Some say one should never let a good crisis go to waste, and that’s certainly the case for commercial insurers trying to convince clients big and small to upgrade their coverage and risk-management efforts in the wake of Superstorm Sandy.
The lessons of that monster storm hit home for me, quite literally, one year ago, on Oct. 29, 2012.
Sandy turned my sleepy Brooklyn community of Sheepshead Bay upside down, and life still hasn’t gotten entirely back to normal. Other areas were hit far harder by Sandy, to be sure. But for someone like me, whose only flooding experience in decades had been a backed-up sewer (despite living just a mile from a bay and the Atlantic Ocean beyond), seeing my co-op apartment building’s first floor filled with three feet of saltwater was an experience I never want to repeat.
Our business district took the brunt of the damage. In the days following the storm, shell-shocked storeowners tossed ruined furniture, fixtures, and inventory into huge piles on their curbs, which quickly began to resemble the makeshift barricades from Les Miserables. A few were spared such grueling cleanup duties because they had been wiped out so completely it looked as if someone had intentionally gutted their stores.

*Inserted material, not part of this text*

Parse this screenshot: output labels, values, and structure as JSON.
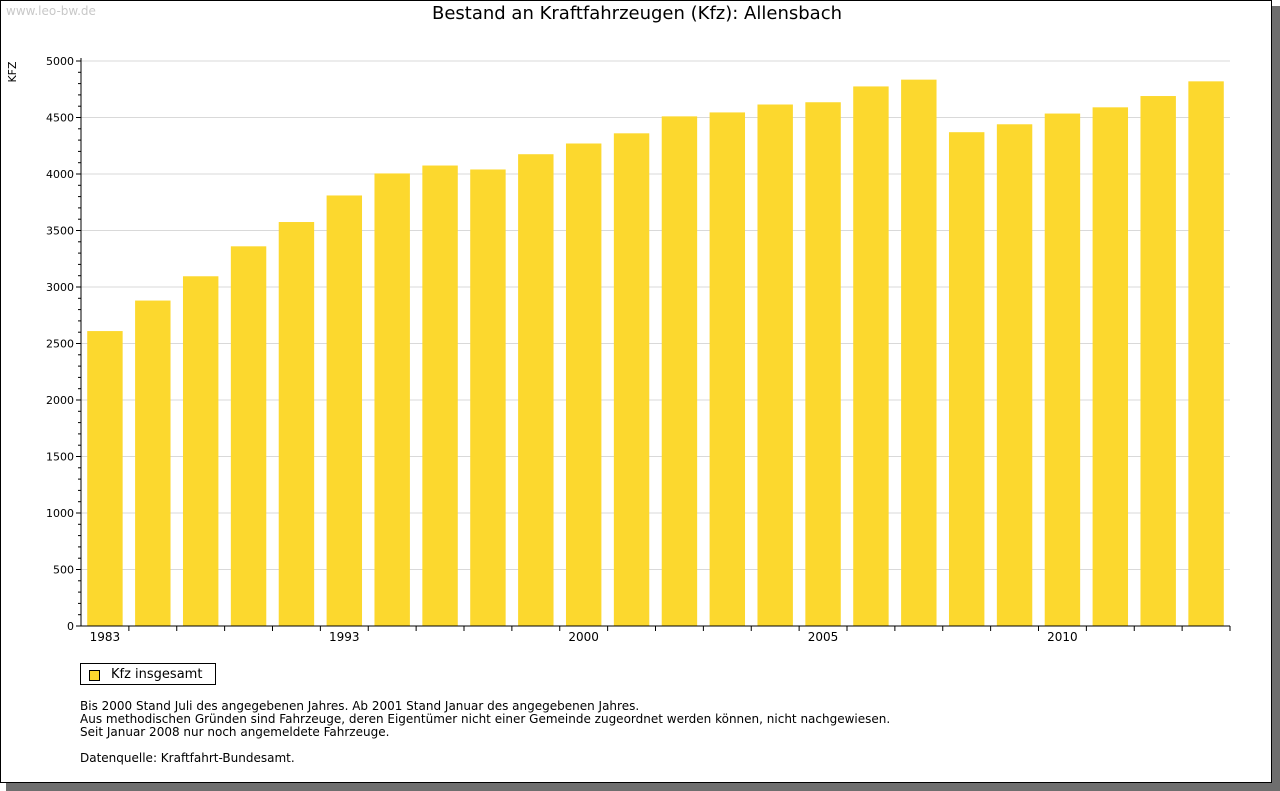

Even those who made it through the storm with manageable damages were crippled by power outages that often lasted weeks. I can still vividly recall the deafening roar and sickening smell of portable gasoline generators on the sidewalks, keeping the lights on for the lucky few able to get their hands on such equipment.
Such scenes played out across the region, yet bigger businesses had their own challenges, with many employees unable to commute for days or even weeks due to transportation system damages or power outages at home. Even those who could manage the commute were often left with nowhere to go as many office compounds, manufacturing facilities, retailers, and other commercial properties were badly damaged and/or in the dark. And cellphone service was often interrupted when towers were damaged or lost power, making mobile communication spotty at best and working from home problematic.
What lessons have we learned? Based on our experience with Sandy, how might the insurance industry help commercial policyholders mitigate losses and manage claims more effectively? (We’ll leave homeowners and their unique problems for another blog.)
One is that companies cannot necessarily expect their white collar employees to simply work from home after their business is incapacitated in a catastrophe the size of Sandy, so big it impacts the telecommuter’s property as well. Companies may want to explore the potential for outsourcing certain functions to temporary staff outside of a disaster area if local recovery efforts lag. And for key personnel, alternative sources of communication — perhaps satellite phones — might be a wise investment.
Meanwhile, companies hopefully had enough foresight to back up their critical data not just outside their own properties, but somewhere beyond their state or even their region. If not, they unfortunately may have learned the hard way that an event as massive as Sandy can negate the security of redundant systems if off-site storage turns out to be too close to home.
By the same logic, firms that rely on vendors for critical services and supplies also need to be aware of their respective disaster recovery plans, as well as have alternative sources lined up so insureds are not left high and dry after a catastrophe.
Business contingency plans are not just for large firms with professional risk managers. Small- and mid-sized businesses can better mitigate their risks as well, taking into account the same factors as their larger counterparts. That means paying closer attention to data backup, while lining up emergency contractors, alternative facilities, and suppliers to get up and running as quickly as possible.
Helping put together such disaster recovery plans might be one way for independent agents to differentiate themselves and offer added value to policyholders.
But first things first — commercial buyers should reassess their insurance, particularly to make sure they have business interruption coverage that compensates them for lost revenue, additional expenses, and loss of a key supplier after a catastrophe.
They should also be reminded by their agent and carrier that most standard business policies do not cover flood-related losses. And even if they have federal flood coverage, it can be fairly limited, opening the door to sales of excess insurance.
Superstorm Sandy continues to be a potential game-changer for insurers as well as their agents and brokers in terms of emphasizing the importance of adequate coverage and proactive loss control. At the very least, if insurers and their intermediaries do their jobs thoroughly, clients should not be able to plausibly claim that no one ever warned them something like this might happen.